Dans ce contexte bien morose, il nous reste cependant le meilleur, le panache, ce je ne sais quoi de typiquement français qui éclaire de ses Lumières le monde. Ouf. "Je veux être le Président d’une France qui se sente solidaire de tous les proscrits, de tous les enfants qui souffrent, de toutes les femmes martyrisées, de tous ceux qui sont menacés de mort par les dictatures et par les fanatismes." Après les pantalonades devant lybiens ou syriens, la triste épopée de l'ouverture des JO, la realpolitik made in Sarko est ridiculisée par le grand pays communiste. Le sommet Europe-Chine est boycotté : "La date du sommet dépendra du moment où la France, qui assure la présidence de l'Union européenne, adoptera des mesures concrètes pour créer les bonnes conditions nécessaires pour ce sommet". Et dire qu'après bien des atermoiements, Nicolas se décidait à rencontrer le Dalaï Lama tranquille…

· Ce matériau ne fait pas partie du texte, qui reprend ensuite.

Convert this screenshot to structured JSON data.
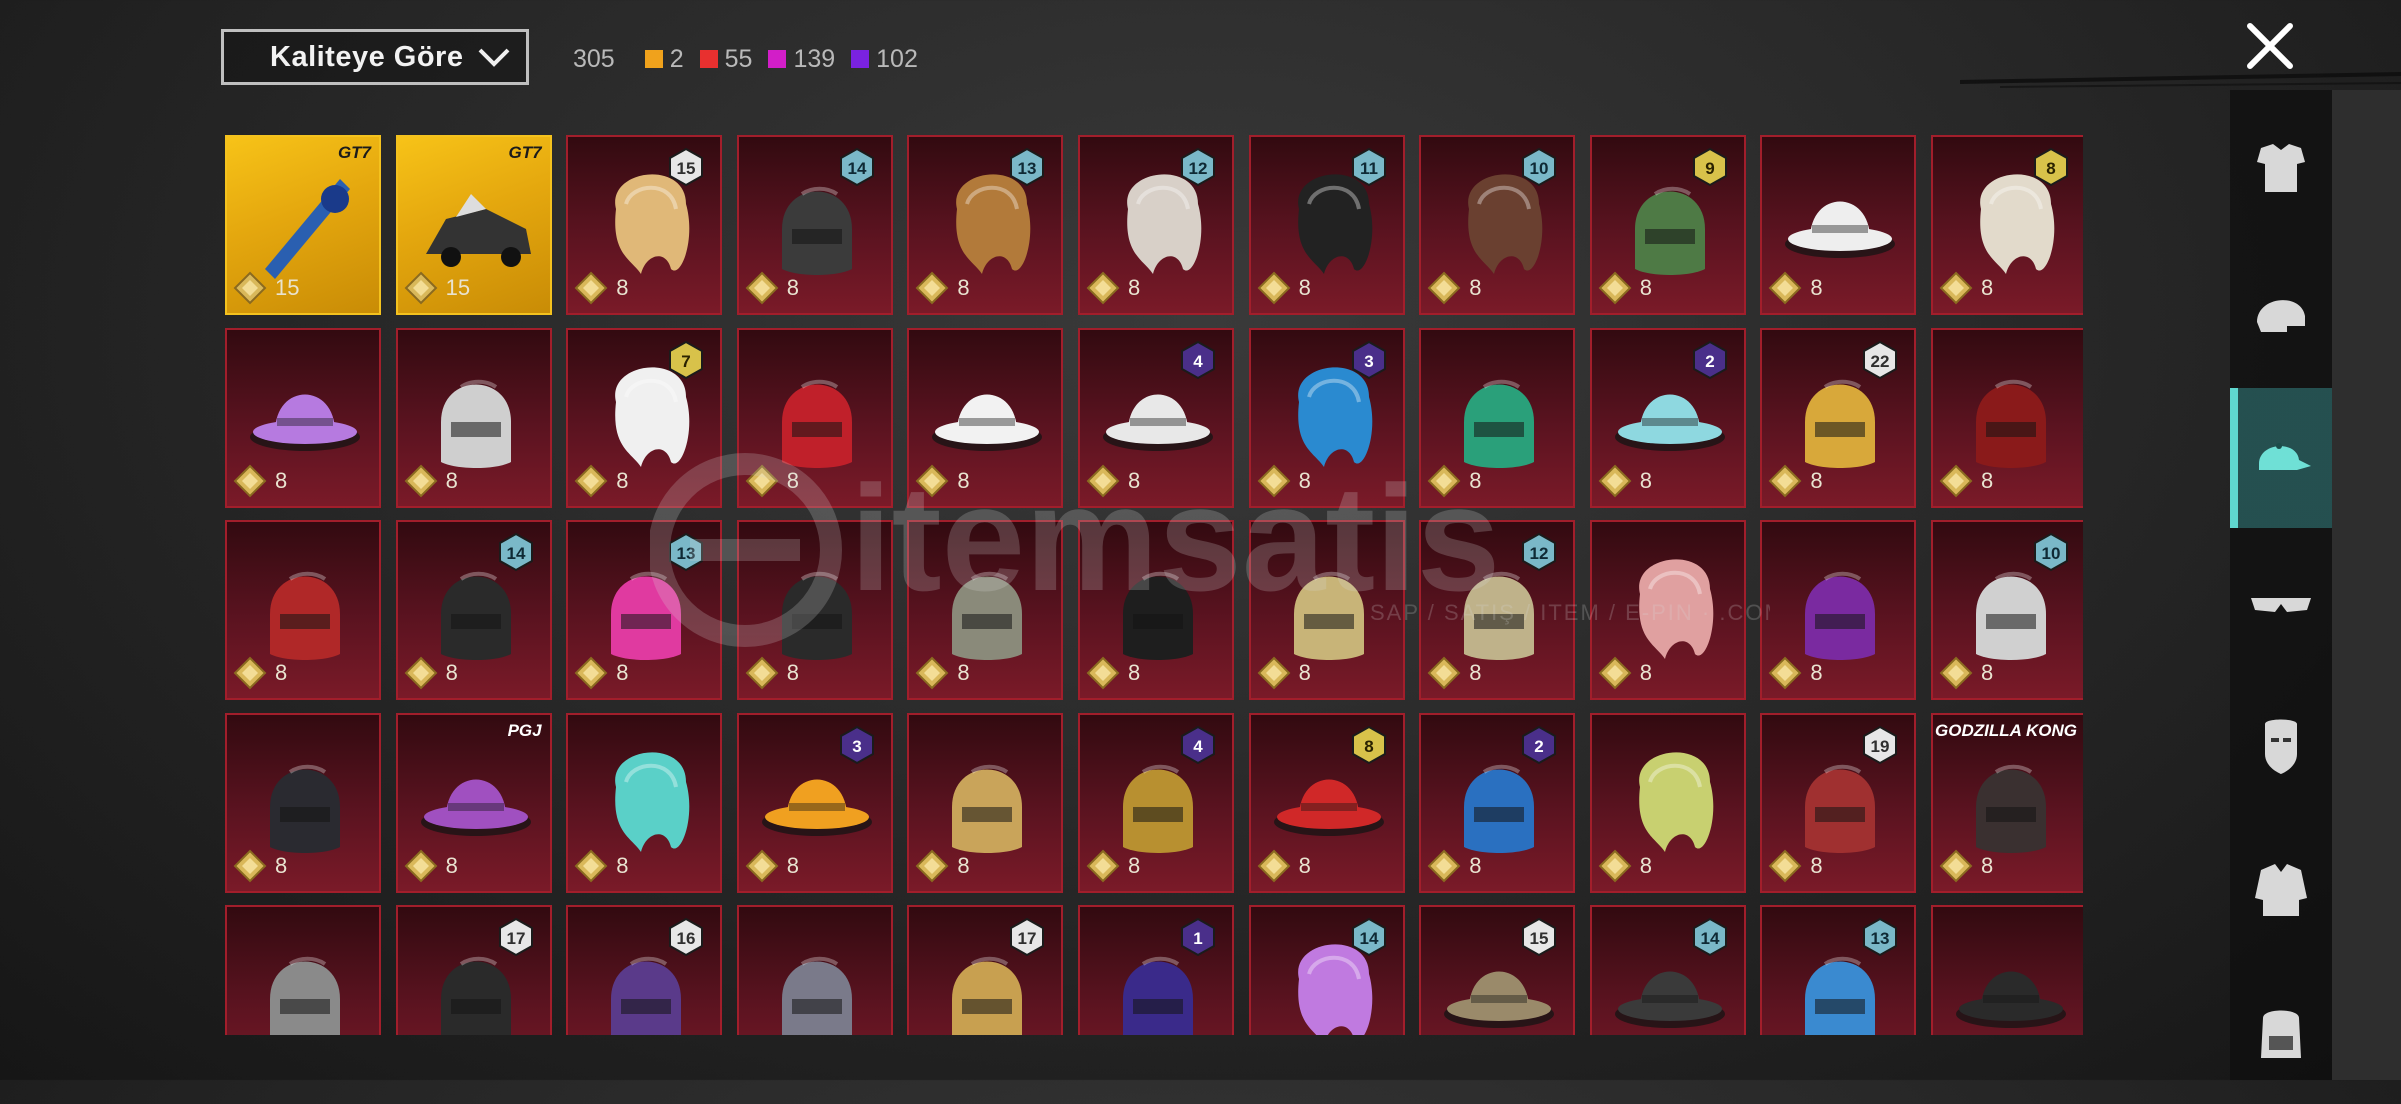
{
  "header": {
    "sort_label": "Kaliteye Göre",
    "total_count": "305",
    "quality_counts": [
      {
        "color": "#f0a21c",
        "count": "2"
      },
      {
        "color": "#e8302f",
        "count": "55"
      },
      {
        "color": "#d21ec8",
        "count": "139"
      },
      {
        "color": "#7a22e0",
        "count": "102"
      }
    ]
  },
  "watermark": {
    "brand": "itemsatis",
    "tagline": "SAP / SATIŞ / ITEM / E-PIN · .COM"
  },
  "sidebar": {
    "categories": [
      {
        "icon": "outfit-icon",
        "active": false
      },
      {
        "icon": "helmet-icon",
        "active": false
      },
      {
        "icon": "cap-icon",
        "active": true
      },
      {
        "icon": "glasses-icon",
        "active": false
      },
      {
        "icon": "mask-icon",
        "active": false
      },
      {
        "icon": "jacket-icon",
        "active": false
      },
      {
        "icon": "backpack-icon",
        "active": false
      }
    ]
  },
  "items": [
    {
      "price": "15",
      "tier": "",
      "brand": "GT7",
      "quality": "gold",
      "icon": "weapon-skin-icon",
      "color": "#2a5fb0"
    },
    {
      "price": "15",
      "tier": "",
      "brand": "GT7",
      "quality": "gold",
      "icon": "vehicle-skin-icon",
      "color": "#333333"
    },
    {
      "price": "8",
      "tier": "15",
      "brand": "",
      "quality": "red",
      "icon": "hair-icon",
      "color": "#e0b878"
    },
    {
      "price": "8",
      "tier": "14",
      "brand": "",
      "quality": "red",
      "icon": "mask-hood-icon",
      "color": "#3b3b3b"
    },
    {
      "price": "8",
      "tier": "13",
      "brand": "",
      "quality": "red",
      "icon": "hat-hair-icon",
      "color": "#b27a3a"
    },
    {
      "price": "8",
      "tier": "12",
      "brand": "",
      "quality": "red",
      "icon": "hair-icon",
      "color": "#d8d0c8"
    },
    {
      "price": "8",
      "tier": "11",
      "brand": "",
      "quality": "red",
      "icon": "hair-icon",
      "color": "#222222"
    },
    {
      "price": "8",
      "tier": "10",
      "brand": "",
      "quality": "red",
      "icon": "hair-icon",
      "color": "#6a4030"
    },
    {
      "price": "8",
      "tier": "9",
      "brand": "",
      "quality": "red",
      "icon": "head-icon",
      "color": "#4e7a45"
    },
    {
      "price": "8",
      "tier": "",
      "brand": "",
      "quality": "red",
      "icon": "cowboy-hat-icon",
      "color": "#eeeeee"
    },
    {
      "price": "8",
      "tier": "8",
      "brand": "",
      "quality": "red",
      "icon": "hair-icon",
      "color": "#e2dacb"
    },
    {
      "price": "8",
      "tier": "",
      "brand": "",
      "quality": "red",
      "icon": "jellyfish-hat-icon",
      "color": "#b67ae0"
    },
    {
      "price": "8",
      "tier": "",
      "brand": "",
      "quality": "red",
      "icon": "fox-mask-icon",
      "color": "#cfcfcf"
    },
    {
      "price": "8",
      "tier": "7",
      "brand": "",
      "quality": "red",
      "icon": "hair-icon",
      "color": "#f0f0f0"
    },
    {
      "price": "8",
      "tier": "",
      "brand": "",
      "quality": "red",
      "icon": "helmet-icon",
      "color": "#c0202a"
    },
    {
      "price": "8",
      "tier": "",
      "brand": "",
      "quality": "red",
      "icon": "panda-hat-icon",
      "color": "#f2f2f2"
    },
    {
      "price": "8",
      "tier": "4",
      "brand": "",
      "quality": "red",
      "icon": "snowman-hat-icon",
      "color": "#e8e8e8"
    },
    {
      "price": "8",
      "tier": "3",
      "brand": "",
      "quality": "red",
      "icon": "clown-wig-icon",
      "color": "#2a8ad0"
    },
    {
      "price": "8",
      "tier": "",
      "brand": "",
      "quality": "red",
      "icon": "dragon-helmet-icon",
      "color": "#2aa07a"
    },
    {
      "price": "8",
      "tier": "2",
      "brand": "",
      "quality": "red",
      "icon": "bucket-hat-icon",
      "color": "#8ed8e0"
    },
    {
      "price": "8",
      "tier": "22",
      "brand": "",
      "quality": "red",
      "icon": "golden-helmet-icon",
      "color": "#d8a83a"
    },
    {
      "price": "8",
      "tier": "",
      "brand": "",
      "quality": "red",
      "icon": "oni-mask-icon",
      "color": "#8a1a1a"
    },
    {
      "price": "8",
      "tier": "",
      "brand": "",
      "quality": "red",
      "icon": "helmet-icon",
      "color": "#b02828"
    },
    {
      "price": "8",
      "tier": "14",
      "brand": "",
      "quality": "red",
      "icon": "pharaoh-hood-icon",
      "color": "#2a2a2a"
    },
    {
      "price": "8",
      "tier": "13",
      "brand": "",
      "quality": "red",
      "icon": "dreadlock-mask-icon",
      "color": "#e03aa0"
    },
    {
      "price": "8",
      "tier": "",
      "brand": "",
      "quality": "red",
      "icon": "hood-icon",
      "color": "#2a2a2a"
    },
    {
      "price": "8",
      "tier": "",
      "brand": "",
      "quality": "red",
      "icon": "knight-helmet-icon",
      "color": "#8a8a7a"
    },
    {
      "price": "8",
      "tier": "",
      "brand": "",
      "quality": "red",
      "icon": "hood-icon",
      "color": "#1e1e1e"
    },
    {
      "price": "8",
      "tier": "",
      "brand": "",
      "quality": "red",
      "icon": "anubis-helmet-icon",
      "color": "#c8b478"
    },
    {
      "price": "8",
      "tier": "12",
      "brand": "",
      "quality": "red",
      "icon": "winged-helmet-icon",
      "color": "#bfb28a"
    },
    {
      "price": "8",
      "tier": "",
      "brand": "",
      "quality": "red",
      "icon": "hair-icon",
      "color": "#e0a0a0"
    },
    {
      "price": "8",
      "tier": "",
      "brand": "",
      "quality": "red",
      "icon": "purple-helmet-icon",
      "color": "#7a2aa0"
    },
    {
      "price": "8",
      "tier": "10",
      "brand": "",
      "quality": "red",
      "icon": "bird-head-icon",
      "color": "#d0d0d0"
    },
    {
      "price": "8",
      "tier": "",
      "brand": "",
      "quality": "red",
      "icon": "bat-helmet-icon",
      "color": "#2a2a30"
    },
    {
      "price": "8",
      "tier": "",
      "brand": "PGJ",
      "quality": "red",
      "icon": "jester-hat-icon",
      "color": "#a050c0"
    },
    {
      "price": "8",
      "tier": "",
      "brand": "",
      "quality": "red",
      "icon": "hair-icon",
      "color": "#5ad0c8"
    },
    {
      "price": "8",
      "tier": "3",
      "brand": "",
      "quality": "red",
      "icon": "fries-hat-icon",
      "color": "#f0a020"
    },
    {
      "price": "8",
      "tier": "",
      "brand": "",
      "quality": "red",
      "icon": "gold-dragon-helmet-icon",
      "color": "#c9a45a"
    },
    {
      "price": "8",
      "tier": "4",
      "brand": "",
      "quality": "red",
      "icon": "gold-helmet-icon",
      "color": "#b89030"
    },
    {
      "price": "8",
      "tier": "8",
      "brand": "",
      "quality": "red",
      "icon": "red-hat-icon",
      "color": "#d02828"
    },
    {
      "price": "8",
      "tier": "2",
      "brand": "",
      "quality": "red",
      "icon": "blue-helmet-icon",
      "color": "#2a70c0"
    },
    {
      "price": "8",
      "tier": "",
      "brand": "",
      "quality": "red",
      "icon": "hair-icon",
      "color": "#c8d070"
    },
    {
      "price": "8",
      "tier": "19",
      "brand": "",
      "quality": "red",
      "icon": "samurai-helmet-icon",
      "color": "#a03030"
    },
    {
      "price": "8",
      "tier": "",
      "brand": "GODZILLA KONG",
      "quality": "red",
      "icon": "ape-head-icon",
      "color": "#3a3030"
    },
    {
      "price": "",
      "tier": "",
      "brand": "",
      "quality": "red",
      "icon": "helmet-icon",
      "color": "#8a8a8a"
    },
    {
      "price": "",
      "tier": "17",
      "brand": "",
      "quality": "red",
      "icon": "scorpion-helmet-icon",
      "color": "#2a2a2a"
    },
    {
      "price": "",
      "tier": "16",
      "brand": "",
      "quality": "red",
      "icon": "cyber-helmet-icon",
      "color": "#5a3a8a"
    },
    {
      "price": "",
      "tier": "",
      "brand": "",
      "quality": "red",
      "icon": "mech-helmet-icon",
      "color": "#7a7a8a"
    },
    {
      "price": "",
      "tier": "17",
      "brand": "",
      "quality": "red",
      "icon": "gold-crown-helmet-icon",
      "color": "#c8a050"
    },
    {
      "price": "",
      "tier": "1",
      "brand": "",
      "quality": "red",
      "icon": "blue-mask-icon",
      "color": "#3a2a8a"
    },
    {
      "price": "",
      "tier": "14",
      "brand": "",
      "quality": "red",
      "icon": "purple-wig-icon",
      "color": "#c07ae0"
    },
    {
      "price": "",
      "tier": "15",
      "brand": "",
      "quality": "red",
      "icon": "pickaxe-hat-icon",
      "color": "#9a8a6a"
    },
    {
      "price": "",
      "tier": "14",
      "brand": "",
      "quality": "red",
      "icon": "officer-cap-icon",
      "color": "#3a3a3a"
    },
    {
      "price": "",
      "tier": "13",
      "brand": "",
      "quality": "red",
      "icon": "robot-helmet-icon",
      "color": "#3a8ad0"
    },
    {
      "price": "",
      "tier": "",
      "brand": "",
      "quality": "red",
      "icon": "pirate-hat-icon",
      "color": "#2a2a2a"
    }
  ]
}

Décidemment, l'information ce n'est pas possible à maitriser tout le temps. Pire, ce ne doit pas être possible. Sale temps pour les amoureux des médailles même en chocolat, elles ont toujours un revers. Récemment décoré du courage politique il ne devrait pas manquer non plus le prix du bonimenteur.
Ce qu'Anna Arendt expliquait joliment : "Le progrès et la catastrophe sont l'avers et le revers d'une même médaille".